# Mein erster Karpfen !!!



## Franz_16 (30. März 2004)

Hi Boardies 
heute hab ich meinen ersten Karpfen in diesem Jahr gefangen. Es war mehr als eine Herausforderung. 
Nach der Schule entschloss ich mich, es heute noch einmal zu probieren. Als ich am Wasser ankam, erkannte ich dass meine Chancen wohl sehr schlecht stehen würden denn, wir hatten richtig heftigen Wind. Durch den Wind war es sehr kalt. Zu allem Überfluss bemerkte ich auch, dass ich meine Köderbox zuhause vergessen hatte. Somit hatte ich weder Mais noch Würmer. 
Also was tun? fragte ich mich.... 

Also hab ich erstmal mein Auto und meinen Angelkoffer auf den Kopf gestellt um doch noch irgendetwas zu finden. Zum Glück fand ich dann in meinem Angelkoffer noch eine Ecke Brot, vom letzten Jahr. Und die war mehr als hart :q 
Außerdem war es ein Gewässer an dem ich bislang erst zweimal geangelt hatte, nämlich gestern und vorgestern :q 

Und Brot im März??? naja ganz sicher war ich mir meiner Sache ehrlich gesagt nicht.

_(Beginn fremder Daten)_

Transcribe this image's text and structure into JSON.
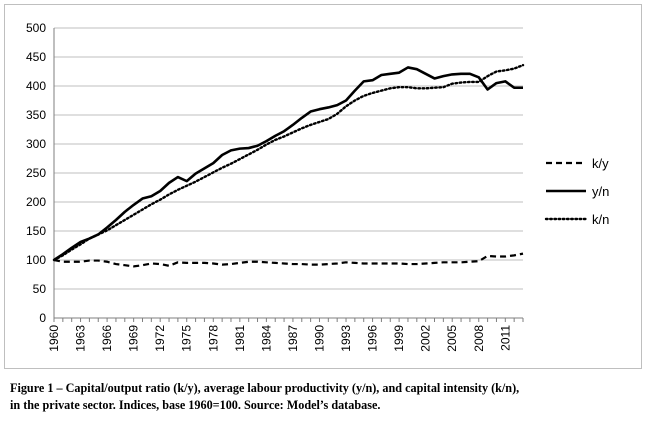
{
  "chart_data": {
    "type": "line",
    "x": [
      1960,
      1961,
      1962,
      1963,
      1964,
      1965,
      1966,
      1967,
      1968,
      1969,
      1970,
      1971,
      1972,
      1973,
      1974,
      1975,
      1976,
      1977,
      1978,
      1979,
      1980,
      1981,
      1982,
      1983,
      1984,
      1985,
      1986,
      1987,
      1988,
      1989,
      1990,
      1991,
      1992,
      1993,
      1994,
      1995,
      1996,
      1997,
      1998,
      1999,
      2000,
      2001,
      2002,
      2003,
      2004,
      2005,
      2006,
      2007,
      2008,
      2009,
      2010,
      2011,
      2012,
      2013
    ],
    "x_tick_labels": [
      "1960",
      "1963",
      "1966",
      "1969",
      "1972",
      "1975",
      "1978",
      "1981",
      "1984",
      "1987",
      "1990",
      "1993",
      "1996",
      "1999",
      "2002",
      "2005",
      "2008",
      "2011"
    ],
    "y_tick_labels": [
      "0",
      "50",
      "100",
      "150",
      "200",
      "250",
      "300",
      "350",
      "400",
      "450",
      "500"
    ],
    "ylim": [
      0,
      500
    ],
    "xlabel": "",
    "ylabel": "",
    "grid": "horizontal",
    "legend_position": "right",
    "series": [
      {
        "name": "k/y",
        "dash": "dashed",
        "values": [
          100,
          97,
          97,
          97,
          99,
          99,
          97,
          93,
          91,
          89,
          91,
          94,
          93,
          90,
          96,
          95,
          95,
          95,
          94,
          92,
          93,
          95,
          97,
          97,
          96,
          95,
          94,
          93,
          93,
          92,
          92,
          93,
          94,
          96,
          95,
          94,
          94,
          94,
          94,
          94,
          93,
          93,
          94,
          95,
          96,
          96,
          96,
          97,
          98,
          107,
          106,
          106,
          108,
          111
        ]
      },
      {
        "name": "y/n",
        "dash": "solid",
        "values": [
          100,
          110,
          121,
          131,
          137,
          144,
          156,
          169,
          183,
          195,
          206,
          210,
          219,
          233,
          243,
          236,
          249,
          258,
          267,
          281,
          289,
          292,
          293,
          297,
          305,
          314,
          322,
          333,
          345,
          356,
          360,
          363,
          367,
          375,
          392,
          408,
          410,
          419,
          421,
          423,
          432,
          429,
          421,
          413,
          417,
          420,
          421,
          421,
          415,
          394,
          405,
          408,
          397,
          397
        ]
      },
      {
        "name": "k/n",
        "dash": "dotted",
        "values": [
          100,
          108,
          118,
          127,
          137,
          144,
          151,
          160,
          169,
          178,
          187,
          196,
          204,
          213,
          221,
          228,
          235,
          243,
          251,
          259,
          266,
          274,
          282,
          290,
          299,
          307,
          313,
          320,
          327,
          333,
          338,
          343,
          352,
          365,
          375,
          383,
          388,
          392,
          396,
          398,
          398,
          396,
          396,
          397,
          398,
          404,
          406,
          407,
          407,
          417,
          425,
          427,
          430,
          436
        ]
      }
    ],
    "caption_lines": [
      "Figure 1 – Capital/output ratio (k/y), average labour productivity (y/n), and capital intensity (k/n),",
      "in the private sector. Indices, base 1960=100. Source: Model’s database."
    ]
  }
}
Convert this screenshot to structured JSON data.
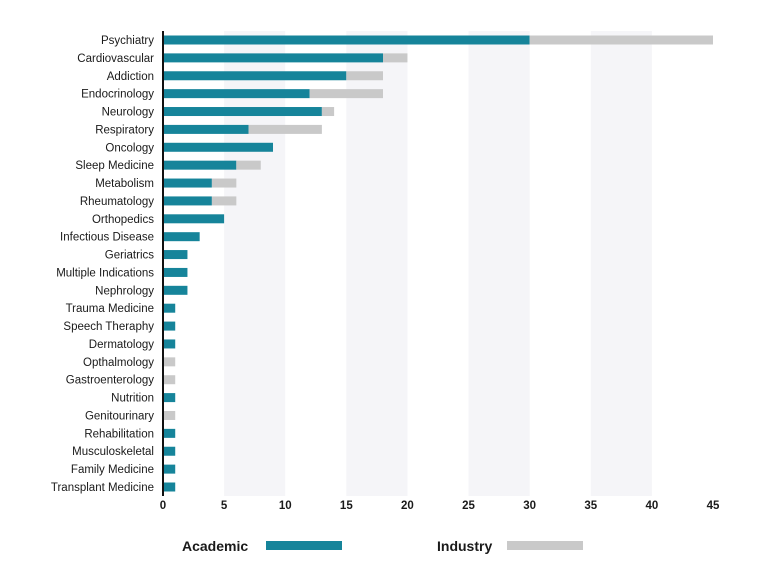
{
  "chart_data": {
    "type": "bar",
    "orientation": "horizontal",
    "stacked": true,
    "categories": [
      "Psychiatry",
      "Cardiovascular",
      "Addiction",
      "Endocrinology",
      "Neurology",
      "Respiratory",
      "Oncology",
      "Sleep Medicine",
      "Metabolism",
      "Rheumatology",
      "Orthopedics",
      "Infectious Disease",
      "Geriatrics",
      "Multiple Indications",
      "Nephrology",
      "Trauma Medicine",
      "Speech Theraphy",
      "Dermatology",
      "Opthalmology",
      "Gastroenterology",
      "Nutrition",
      "Genitourinary",
      "Rehabilitation",
      "Musculoskeletal",
      "Family Medicine",
      "Transplant Medicine"
    ],
    "series": [
      {
        "name": "Academic",
        "color": "#16849a",
        "values": [
          30,
          18,
          15,
          12,
          13,
          7,
          9,
          6,
          4,
          4,
          5,
          3,
          2,
          2,
          2,
          1,
          1,
          1,
          0,
          0,
          1,
          0,
          1,
          1,
          1,
          1
        ]
      },
      {
        "name": "Industry",
        "color": "#c9c9c9",
        "values": [
          15,
          2,
          3,
          6,
          1,
          6,
          0,
          2,
          2,
          2,
          0,
          0,
          0,
          0,
          0,
          0,
          0,
          0,
          1,
          1,
          0,
          1,
          0,
          0,
          0,
          0
        ]
      }
    ],
    "xlim": [
      0,
      45
    ],
    "xticks": [
      0,
      5,
      10,
      15,
      20,
      25,
      30,
      35,
      40,
      45
    ],
    "background_bands": true,
    "band_color": "#f5f5f8",
    "legend_position": "bottom"
  }
}
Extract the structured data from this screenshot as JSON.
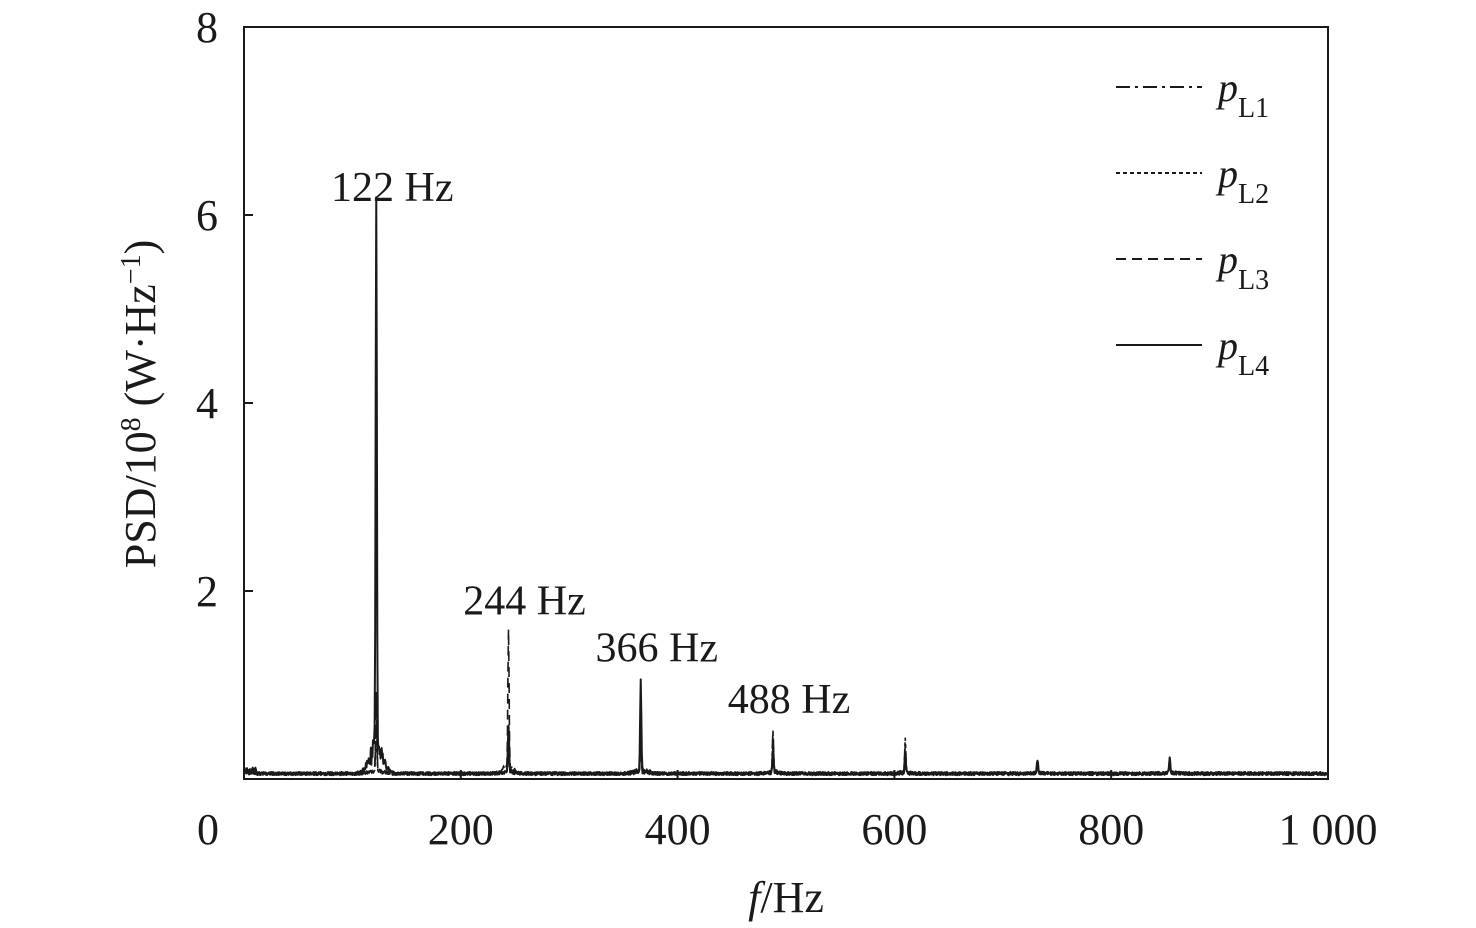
{
  "chart_data": {
    "type": "line",
    "title": "",
    "xlabel": {
      "italic": "f",
      "rest": "/Hz"
    },
    "ylabel": {
      "main": "PSD/10",
      "sup1": "8",
      "mid": " (W·Hz",
      "sup2": "−1",
      "end": ")"
    },
    "xlim": [
      0,
      1000
    ],
    "ylim": [
      0,
      8
    ],
    "x_ticks": [
      0,
      200,
      400,
      600,
      800,
      1000
    ],
    "x_tick_labels": [
      "0",
      "200",
      "400",
      "600",
      "800",
      "1 000"
    ],
    "y_ticks": [
      2,
      4,
      6,
      8
    ],
    "y_tick_labels": [
      "2",
      "4",
      "6",
      "8"
    ],
    "grid": false,
    "legend_position": "top-right",
    "series": [
      {
        "name": "pL1",
        "name_main": "p",
        "name_sub": "L1",
        "dash": "dash-dot",
        "peaks": [
          [
            122,
            0.7
          ],
          [
            244,
            0.25
          ],
          [
            366,
            0.3
          ],
          [
            488,
            0.45
          ],
          [
            610,
            0.3
          ],
          [
            732,
            0.12
          ],
          [
            854,
            0.15
          ]
        ]
      },
      {
        "name": "pL2",
        "name_main": "p",
        "name_sub": "L2",
        "dash": "dotted",
        "peaks": [
          [
            122,
            0.5
          ],
          [
            244,
            0.3
          ],
          [
            366,
            0.35
          ],
          [
            488,
            0.4
          ],
          [
            610,
            0.35
          ],
          [
            732,
            0.1
          ],
          [
            854,
            0.12
          ]
        ]
      },
      {
        "name": "pL3",
        "name_main": "p",
        "name_sub": "L3",
        "dash": "dashed",
        "peaks": [
          [
            122,
            0.85
          ],
          [
            244,
            1.48
          ],
          [
            366,
            0.4
          ],
          [
            488,
            0.3
          ],
          [
            610,
            0.28
          ],
          [
            732,
            0.1
          ],
          [
            854,
            0.1
          ]
        ]
      },
      {
        "name": "pL4",
        "name_main": "p",
        "name_sub": "L4",
        "dash": "solid",
        "peaks": [
          [
            122,
            5.95
          ],
          [
            244,
            0.5
          ],
          [
            366,
            0.95
          ],
          [
            488,
            0.25
          ],
          [
            610,
            0.15
          ],
          [
            732,
            0.15
          ],
          [
            854,
            0.18
          ]
        ]
      }
    ],
    "annotations": [
      {
        "text": "122 Hz",
        "x": 122,
        "y": 6.15
      },
      {
        "text": "244 Hz",
        "x": 244,
        "y": 1.75
      },
      {
        "text": "366 Hz",
        "x": 366,
        "y": 1.25
      },
      {
        "text": "488 Hz",
        "x": 488,
        "y": 0.7
      }
    ]
  }
}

Doch dann hab ich einfach mal alles aufgebaut, die Ruten montiert und raus damit.... 
Hier mal ein Bild von meinem mit Hightec-Geräten gespickten Angelplatz :q :q 






Tja dann lagen sie da, die Angeln.... und nix tat sich.... mittlerweile war es wirklich kalt geworden. 
Die Wellen klatschten ans Ufer, an der Rutenspitze wäre ein Biss niemals zu erkennen gewesen.... Ich hatte echt keine große Lust mich noch länger zu quälen... 
Doch plötzlich bekam ich auf einer Rute einen heftigen Biss... innerhalb kürzester Zeit riss der Fisch ca 15m Schnur von der Rolle. Anhieb ! Und schon war die Rute krumm. Doch nach ca. 1 Minute wars vorbei.... der Fisch löste sich vom Haken. 
Meine Motivation jetzt noch weiterzuangeln ging gegen Null. Doch irgendwas trieb mich an, meinen inneren Schweinehund zu überwinden, und nochmal auszuwerfen. Doch bevor ich dies tat, kürzte ich nochmal das Vorfach, damit die Brotflocke näher am Grund war. 
Hier ein Bild von meiner Montage [der Kenner sieht, dass ich ein Heringsblei verwende, und zwar eins der Marke HeinerV - Danke Heiner  man sieht auch dass ich normalerweise nicht viel auf Karpfen angle :q :q ] achja das Rote ist meine Motorhaube :q 





Also beide Ruten nochmal rausgewuchtet..... 
nach ca. 3 Minuten, laufen ca. 1-2 Meter Schnur von der Rolle, zuerst dachte ich noch es sei der Wind, doch sicherheitshalber nahm ich die Rute in die Hand. Nach ca. 3 Minuten bewegte sich der "Schnurpunkt" zielstrebig in Richtung Seemitte. Jetzt wars Zeit für den Anhieb.... und diesmal hatte ich ihn! 
Was jetzt kam war mehr als furchtbar... der Wind pfiff mir um die Ohren, der Fisch war kaum zu halten, da ich nicht zuviel Druck ausüben wollte (hatte ja schließlich schon einen verloren) 
Nach ca. 15 Minuten Drill, konnte ich den Fisch dann endlich keschern. Ein strammer Karpfen ! 
Hab dann noch versucht mit Selbstauslöser ein Bild hinzukriegen, ich hoffe ihr könnt was erkennen :q und wie schon gesagt das rote ist die Motorhaube  






Gerade als ich ihn betäuben und mit einem Kiemenschnitt ins Jenseits befördern wollte, spannte er seine Flügel auf und flog zurück ins Wasser :q 

P.S: Ich hab den Fisch nicht gewogen.. wie schwer schätzt ihr den?


----------



## Laksos (30. März 2004)

*AW: Mein erster Karpfen !!!*

Petri heil, Franz,

zu so einem wunderschön glänzenden Karpfen und zu so einer großen roten Frühjahrs-Motorhaube!    #6


----------



## Samyber (30. März 2004)

*AW: Mein erster Karpfen !!!*

Hey sauber !!! #r 

Schöner Fang, ich glaube ich muß auch endlich mal los !!!!!!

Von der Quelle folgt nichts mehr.